Although he’s convinced Japan will return to nuclear energy, “I don’t believe predictions that most of the 49 reactors will come back,” he contends. “My prediction is that about half of that, about 25, will eventually come back, gradually and carefully over the next five years. The basic rationale for that is some of the reactors, the Mark I BWR, may never get re-permitted in Japan. Secondly, some local governments just don’t want them.”

“On the other hand, the country is in trouble anyway. If you consider factors like Japan’s demographics, the highest debt-to-GDP ratio in the industrialized world, there are a number of reasons why government and industry want to have some of those reactors back. Replacement power costs are horrendous. They have to replace a total of 25,000 megawatts. They have to do something.”

Would 25 re-starts over five years be enough to stimulate uranium prices? “The very fact that the first reactors start to come back online will create a media-driven message that nuclear power is safe again,” he responds. “That will, in my opinion, cause the price to move up gradually.”

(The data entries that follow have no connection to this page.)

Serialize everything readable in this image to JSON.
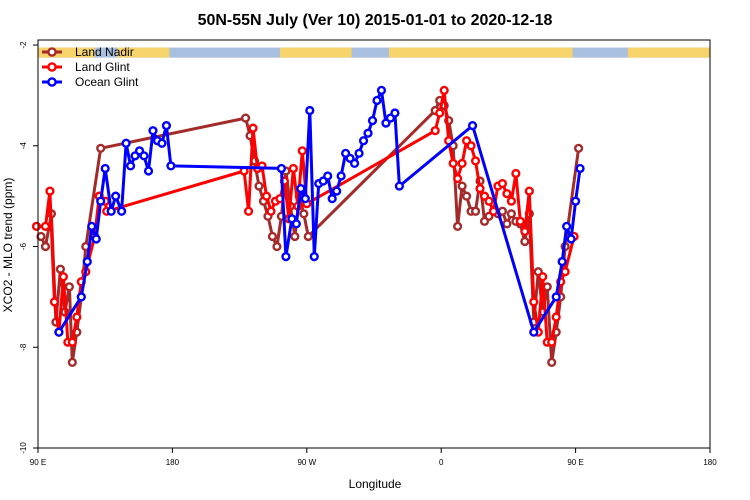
{
  "chart_data": {
    "type": "line",
    "title": "50N-55N July (Ver 10)   2015-01-01 to 2020-12-18",
    "xlabel": "Longitude",
    "ylabel": "XCO2 - MLO trend (ppm)",
    "xlim": [
      90,
      450
    ],
    "ylim": [
      -10,
      -1.9
    ],
    "x_ticks": [
      {
        "value": 90,
        "label": "90 E"
      },
      {
        "value": 180,
        "label": "180"
      },
      {
        "value": 270,
        "label": "90 W"
      },
      {
        "value": 360,
        "label": "0"
      },
      {
        "value": 450,
        "label": "90 E"
      },
      {
        "value": 540,
        "label": "180"
      }
    ],
    "y_ticks": [
      {
        "value": -2,
        "label": "-2"
      },
      {
        "value": -4,
        "label": "-4"
      },
      {
        "value": -6,
        "label": "-6"
      },
      {
        "value": -8,
        "label": "-8"
      },
      {
        "value": -10,
        "label": "-10"
      }
    ],
    "x_display_range": [
      90,
      540
    ],
    "legend_position": "top-left",
    "grid": false,
    "landmask_strip": {
      "y_range": [
        -2.05,
        -2.25
      ],
      "land_color": "#f6d36b",
      "ocean_color": "#a8bfdf"
    },
    "series": [
      {
        "name": "Land Nadir",
        "color": "#a52a2a",
        "points": [
          [
            92,
            -5.8
          ],
          [
            95,
            -6.0
          ],
          [
            99,
            -5.35
          ],
          [
            102,
            -7.5
          ],
          [
            105,
            -6.45
          ],
          [
            108,
            -7.3
          ],
          [
            111,
            -6.8
          ],
          [
            113,
            -8.3
          ],
          [
            116,
            -7.7
          ],
          [
            119,
            -7.0
          ],
          [
            122,
            -6.0
          ],
          [
            132,
            -4.05
          ],
          [
            229,
            -3.45
          ],
          [
            232,
            -3.8
          ],
          [
            235,
            -4.3
          ],
          [
            238,
            -4.8
          ],
          [
            241,
            -5.1
          ],
          [
            244,
            -5.4
          ],
          [
            247,
            -5.8
          ],
          [
            250,
            -6.0
          ],
          [
            253,
            -5.4
          ],
          [
            256,
            -4.5
          ],
          [
            259,
            -5.2
          ],
          [
            262,
            -5.8
          ],
          [
            265,
            -5.0
          ],
          [
            268,
            -5.35
          ],
          [
            271,
            -5.8
          ],
          [
            356,
            -3.3
          ],
          [
            359,
            -3.1
          ],
          [
            362,
            -3.2
          ],
          [
            365,
            -3.5
          ],
          [
            368,
            -4.0
          ],
          [
            371,
            -5.6
          ],
          [
            374,
            -4.8
          ],
          [
            377,
            -5.0
          ],
          [
            380,
            -5.3
          ],
          [
            383,
            -5.3
          ],
          [
            386,
            -4.7
          ],
          [
            389,
            -5.5
          ],
          [
            392,
            -5.4
          ],
          [
            395,
            -5.3
          ],
          [
            398,
            -5.35
          ],
          [
            401,
            -5.3
          ],
          [
            404,
            -5.55
          ],
          [
            407,
            -5.35
          ],
          [
            410,
            -5.5
          ],
          [
            413,
            -5.55
          ],
          [
            416,
            -5.9
          ],
          [
            419,
            -5.35
          ],
          [
            422,
            -7.5
          ],
          [
            425,
            -6.5
          ],
          [
            428,
            -7.3
          ],
          [
            431,
            -6.8
          ],
          [
            434,
            -8.3
          ],
          [
            437,
            -7.7
          ],
          [
            440,
            -7.0
          ],
          [
            443,
            -6.0
          ],
          [
            452,
            -4.05
          ]
        ]
      },
      {
        "name": "Land Glint",
        "color": "#ff0000",
        "points": [
          [
            89,
            -5.6
          ],
          [
            95,
            -5.6
          ],
          [
            98,
            -4.9
          ],
          [
            101,
            -7.1
          ],
          [
            104,
            -7.7
          ],
          [
            107,
            -6.6
          ],
          [
            110,
            -7.9
          ],
          [
            113,
            -7.9
          ],
          [
            116,
            -7.4
          ],
          [
            119,
            -6.7
          ],
          [
            122,
            -6.5
          ],
          [
            128,
            -5.8
          ],
          [
            131,
            -5.0
          ],
          [
            135,
            -5.1
          ],
          [
            136,
            -5.3
          ],
          [
            228,
            -4.5
          ],
          [
            231,
            -5.3
          ],
          [
            234,
            -3.65
          ],
          [
            237,
            -4.45
          ],
          [
            240,
            -4.4
          ],
          [
            243,
            -5.0
          ],
          [
            246,
            -5.3
          ],
          [
            249,
            -5.1
          ],
          [
            252,
            -5.05
          ],
          [
            255,
            -4.7
          ],
          [
            258,
            -5.45
          ],
          [
            261,
            -4.45
          ],
          [
            264,
            -5.2
          ],
          [
            267,
            -4.1
          ],
          [
            270,
            -5.15
          ],
          [
            356,
            -3.7
          ],
          [
            359,
            -3.35
          ],
          [
            362,
            -2.9
          ],
          [
            365,
            -3.9
          ],
          [
            368,
            -4.35
          ],
          [
            371,
            -4.65
          ],
          [
            374,
            -4.35
          ],
          [
            377,
            -3.9
          ],
          [
            380,
            -4.0
          ],
          [
            383,
            -4.3
          ],
          [
            386,
            -4.85
          ],
          [
            389,
            -5.0
          ],
          [
            392,
            -5.1
          ],
          [
            395,
            -5.3
          ],
          [
            398,
            -4.8
          ],
          [
            401,
            -4.75
          ],
          [
            404,
            -4.95
          ],
          [
            407,
            -5.1
          ],
          [
            410,
            -4.55
          ],
          [
            413,
            -5.5
          ],
          [
            416,
            -5.7
          ],
          [
            419,
            -4.9
          ],
          [
            422,
            -7.1
          ],
          [
            425,
            -7.7
          ],
          [
            428,
            -6.6
          ],
          [
            431,
            -7.9
          ],
          [
            434,
            -7.9
          ],
          [
            437,
            -7.4
          ],
          [
            440,
            -6.7
          ],
          [
            443,
            -6.5
          ],
          [
            449,
            -5.8
          ]
        ]
      },
      {
        "name": "Ocean Glint",
        "color": "#0000ff",
        "points": [
          [
            104,
            -7.7
          ],
          [
            119,
            -7.0
          ],
          [
            123,
            -6.3
          ],
          [
            126,
            -5.6
          ],
          [
            129,
            -5.85
          ],
          [
            132,
            -5.1
          ],
          [
            135,
            -4.45
          ],
          [
            139,
            -5.3
          ],
          [
            142,
            -5.0
          ],
          [
            146,
            -5.3
          ],
          [
            149,
            -3.95
          ],
          [
            152,
            -4.4
          ],
          [
            155,
            -4.2
          ],
          [
            158,
            -4.1
          ],
          [
            161,
            -4.2
          ],
          [
            164,
            -4.5
          ],
          [
            167,
            -3.7
          ],
          [
            170,
            -3.9
          ],
          [
            173,
            -3.95
          ],
          [
            176,
            -3.6
          ],
          [
            179,
            -4.4
          ],
          [
            253,
            -4.45
          ],
          [
            256,
            -6.2
          ],
          [
            260,
            -5.45
          ],
          [
            263,
            -5.55
          ],
          [
            266,
            -4.85
          ],
          [
            269,
            -5.05
          ],
          [
            272,
            -3.3
          ],
          [
            275,
            -6.2
          ],
          [
            278,
            -4.75
          ],
          [
            281,
            -4.7
          ],
          [
            284,
            -4.6
          ],
          [
            287,
            -5.05
          ],
          [
            290,
            -4.9
          ],
          [
            293,
            -4.6
          ],
          [
            296,
            -4.15
          ],
          [
            299,
            -4.25
          ],
          [
            302,
            -4.35
          ],
          [
            305,
            -4.15
          ],
          [
            308,
            -3.9
          ],
          [
            311,
            -3.75
          ],
          [
            314,
            -3.5
          ],
          [
            317,
            -3.1
          ],
          [
            320,
            -2.9
          ],
          [
            323,
            -3.55
          ],
          [
            326,
            -3.45
          ],
          [
            329,
            -3.35
          ],
          [
            332,
            -4.8
          ],
          [
            381,
            -3.6
          ],
          [
            422,
            -7.7
          ],
          [
            437,
            -7.0
          ],
          [
            441,
            -6.3
          ],
          [
            444,
            -5.6
          ],
          [
            447,
            -5.85
          ],
          [
            450,
            -5.1
          ],
          [
            453,
            -4.45
          ]
        ]
      }
    ]
  }
}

But looking beyond Japan, he sees more important price significance “in China, in Russia, in the Middle East, in places where all these 60 new reactors will be coming online for the first time in the later part of this decade. Uranium consumers buy approximately three and a half years before they use the fuel. So if you look at all those 60 reactors coming online by the year 2020, there will be a massive amount of long-term U3O8 buying. So I see in the latter half of 2015, early 2016 a lot of long-term contracting between suppliers and users. That will cause the long-term price to start to move up substantially, up from this bottom of $50 long-term somewhere to the mid-60s or perhaps the early 70s.”

Optimistic as he is, Drolet’s careful not to overstate the case. “That will be a gradual move as all of those contracts are closed,” he emphasizes.